Segundo os advogados, a MP estaria criando duas classes de cidadão. "É uma MP que traz embutida uma enorme exclusão social", diz o professor Dalmo Dallari, da Faculdade de Direito da USP. "Quem não tiver como oferecer uma garantia, não poderá obter uma liminar", continua.
Para o advogado Ives Gandra Martins, "uma medida que restrinja o que não tem restrição pode ser considerada inconstitucional".
Segundo Martins, a concessão de liminares é decisão exclusiva do juiz, que pode até exigir o depósito de uma garantia. O Poder Executivo, entretanto, não pode impor condições. "O juiz poderá simplesmente ignorar esta MP", diz.
Precedente
Martins lembra um precedente. No Plano Collor, muitas pessoas conseguiram obter liminares para poder sacar dinheiro bloqueado em suas contas bancárias.
"Naquela oportunidade, o governo também baixou uma MP restringindo a concessão de liminares para liberação do dinheiro bloqueado. Muitos juízes consideraram a medida inconstitucional e a ignoraram", diz Martins.
O advogado Miguel Reale Jr. considera a exigência da garantia uma "injustiça que beira a inconstitucionalidade pois impede que as pessoas mais pobres recorram à Justiça".
Diz, no entanto, que a legislação que regula o mandado de segurança limita a concessão de liminares em caso de reajuste salarial.
"Nesse caso, há a justificativa do equilíbrio orçamentário. A Justiça não pode determinar que o Executivo pague algo que não está previsto no Orçamento", afirma.

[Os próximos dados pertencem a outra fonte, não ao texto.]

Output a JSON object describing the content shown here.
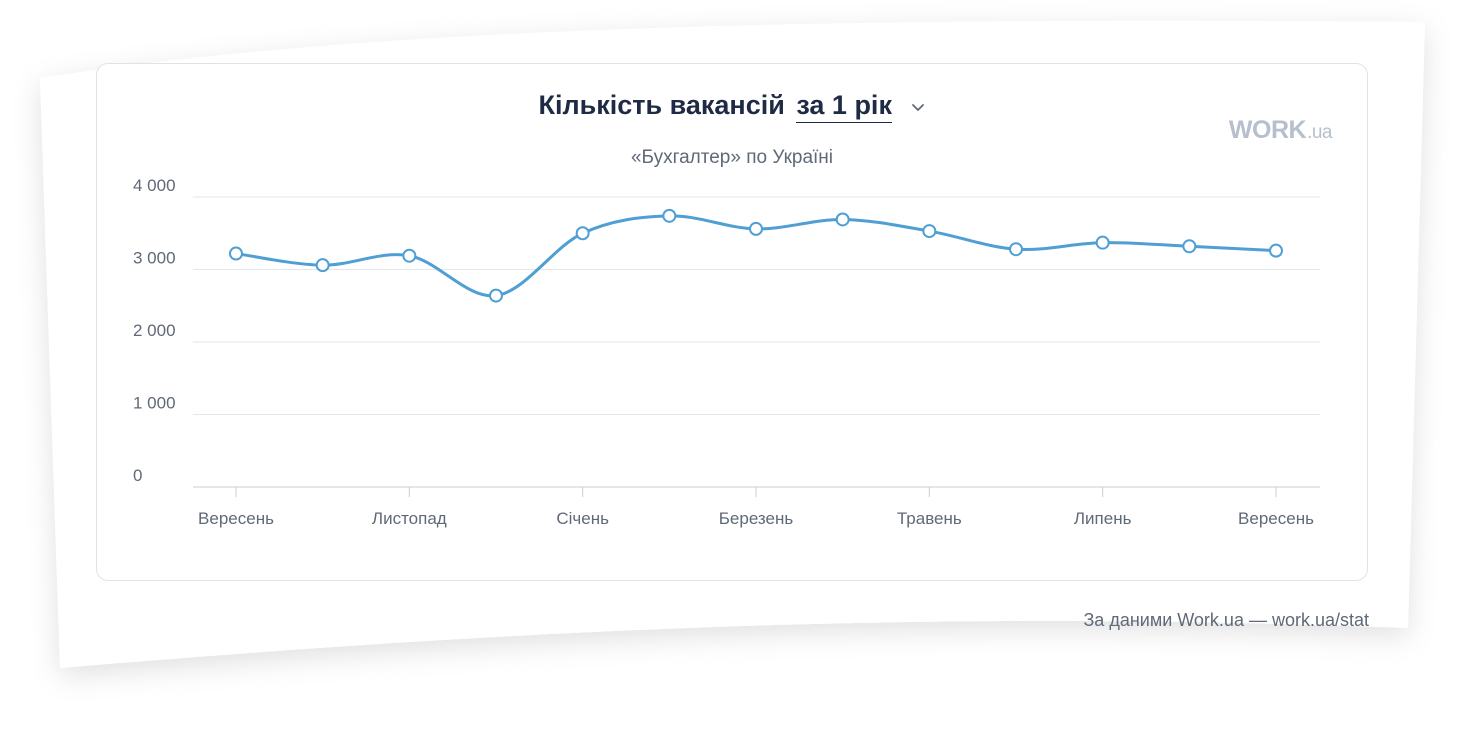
{
  "header": {
    "title": "Кількість вакансій",
    "period_label": "за 1 рік",
    "dropdown_icon": "chevron-down-icon",
    "subtitle": "«Бухгалтер» по Україні",
    "logo_main": "WORK",
    "logo_suffix": ".ua"
  },
  "footer": {
    "credit": "За даними Work.ua — work.ua/stat"
  },
  "colors": {
    "line": "#4f9fd4",
    "grid": "#e3e6ea",
    "axis": "#c9ced6",
    "text": "#5f6977",
    "title": "#1f2a44"
  },
  "chart_data": {
    "type": "line",
    "title": "Кількість вакансій за 1 рік",
    "subtitle": "«Бухгалтер» по Україні",
    "xlabel": "",
    "ylabel": "",
    "ylim": [
      0,
      4000
    ],
    "y_ticks": [
      0,
      1000,
      2000,
      3000,
      4000
    ],
    "y_tick_labels": [
      "0",
      "1 000",
      "2 000",
      "3 000",
      "4 000"
    ],
    "grid": true,
    "legend": "none",
    "x_tick_labels": [
      "Вересень",
      "",
      "Листопад",
      "",
      "Січень",
      "",
      "Березень",
      "",
      "Травень",
      "",
      "Липень",
      "",
      "Вересень"
    ],
    "series": [
      {
        "values": [
          3220,
          3060,
          3190,
          2640,
          3500,
          3740,
          3560,
          3690,
          3530,
          3280,
          3370,
          3320,
          3260
        ]
      }
    ]
  }
}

O presidente do Instituto Brasileiro de Direito Constitucional, Celso Bastos, também é contrário à concessão de liminares para reajuste salarial do funcionalismo.
Para ele, com frequência juízes concedem liminares sem consistência jurídica. "O juiz não enfrenta limites orçamentários, mas o Estado não tem como bancar todas as suas decisões de caráter provisório", afirma.
Segundo Bastos, a MP está correta porque a concessão de liminares tornou-se indiscriminada e precisa ser limitada. "Com a exigência da garantia, ninguém vai empenhar bens numa liminar em que não crê", diz.
Na opinião do advogado José Carlos Graça Wagner, a MP deverá mesmo ser desconsiderada pelos juízes porque fere vários aspectos da Constituição.
"Entre outros direitos violados, ela trata funcionários públicos de forma diferente e, quando impõe uma condição material para alguém ter um direito apreciado, dificulta o acesso dos mais pobres ao Judiciário. Isso é discriminação."